The 50,000th Nissan Leaf has rolled of the production line at the company’s Sunderland plant, just three years after production of the model started. The flagship factory not only builds the best-selling EV, but also the batteries that power them.
UK built Leafs are exported to 23 markets around the world including locations such as Western Europe – the 50,000th model went to a customer in France – Argentina, Iceland, Israel and Taiwan.
Production at the Nissan site supports more than 2,000 jobs for the company and suppliers, while the factory will continue to be important for the Japanese manufacturer as future generation batteries are confirmed for production in Sunderland after a further £26.5 million investment was confirmed recently.
Paul Willcox, Chairman of Nissan Europe said: “What Nissan is doing today with electric vehicle technology is more advanced than any other car manufacturer. This milestone is another first for Nissan and for our team in Sunderland. No other brand has Nissan’s experience or expertise in both battery and vehicle production, and I’m thrilled that over 50,000 customers in Europe share our vision for a zero-emission future.”
The Nissan Leaf first went on sale five years ago as the first mass-market electric vehicle to go on sale, and remains the best-selling EV around the world with almost 220,000 vehicles sold.

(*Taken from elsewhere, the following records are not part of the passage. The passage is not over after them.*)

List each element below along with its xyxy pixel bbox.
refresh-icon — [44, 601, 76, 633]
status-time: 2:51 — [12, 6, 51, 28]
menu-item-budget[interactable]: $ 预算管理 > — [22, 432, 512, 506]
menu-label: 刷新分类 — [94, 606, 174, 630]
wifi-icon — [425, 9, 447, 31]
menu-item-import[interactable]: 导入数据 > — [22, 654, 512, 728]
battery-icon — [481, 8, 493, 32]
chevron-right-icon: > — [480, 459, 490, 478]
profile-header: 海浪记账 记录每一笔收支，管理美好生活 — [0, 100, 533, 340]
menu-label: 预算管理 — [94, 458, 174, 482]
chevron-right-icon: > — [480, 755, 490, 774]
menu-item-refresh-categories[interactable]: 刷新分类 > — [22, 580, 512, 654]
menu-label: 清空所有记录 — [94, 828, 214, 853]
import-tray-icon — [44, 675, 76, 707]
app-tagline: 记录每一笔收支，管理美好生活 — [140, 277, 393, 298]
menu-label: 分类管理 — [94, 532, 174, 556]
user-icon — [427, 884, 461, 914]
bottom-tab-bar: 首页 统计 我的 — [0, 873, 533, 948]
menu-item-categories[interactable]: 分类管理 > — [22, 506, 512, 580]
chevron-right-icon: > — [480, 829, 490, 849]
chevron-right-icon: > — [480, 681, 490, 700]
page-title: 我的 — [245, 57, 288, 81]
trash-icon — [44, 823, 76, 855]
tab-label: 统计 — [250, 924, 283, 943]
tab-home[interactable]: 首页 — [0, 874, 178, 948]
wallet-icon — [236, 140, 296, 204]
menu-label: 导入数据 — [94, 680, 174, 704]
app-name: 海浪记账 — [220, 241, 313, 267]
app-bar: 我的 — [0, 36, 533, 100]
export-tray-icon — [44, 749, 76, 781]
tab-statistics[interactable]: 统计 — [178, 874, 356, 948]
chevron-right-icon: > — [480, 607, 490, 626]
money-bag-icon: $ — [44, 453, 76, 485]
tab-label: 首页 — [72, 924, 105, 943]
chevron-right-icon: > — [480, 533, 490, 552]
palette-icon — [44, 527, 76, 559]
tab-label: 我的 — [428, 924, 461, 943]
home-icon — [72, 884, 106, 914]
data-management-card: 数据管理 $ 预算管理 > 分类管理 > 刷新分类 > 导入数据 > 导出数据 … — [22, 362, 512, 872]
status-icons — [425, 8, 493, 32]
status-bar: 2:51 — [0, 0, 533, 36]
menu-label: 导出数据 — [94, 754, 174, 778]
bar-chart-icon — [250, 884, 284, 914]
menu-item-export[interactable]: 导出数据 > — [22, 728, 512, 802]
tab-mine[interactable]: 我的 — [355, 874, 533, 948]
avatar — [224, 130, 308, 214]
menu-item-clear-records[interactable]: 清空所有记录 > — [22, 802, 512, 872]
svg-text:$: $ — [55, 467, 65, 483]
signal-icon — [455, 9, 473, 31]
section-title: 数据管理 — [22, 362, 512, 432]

UK Transport Minister Andrew Jones said: “This major milestone is great news for Nissan and yet another example of Britain leading the way in developing cleaner vehicle technology, which is good for the environment and supports jobs and growth. Our goal is for nearly every car to be zero emission by 2050 and we are investing £600 million in electric vehicles to make this a reality.”
The news comes as Nissan reveals plans to progress with energy storage solutions using both EVs and recycled Leaf batteries to allow customers cheaper and smarter electricity usage.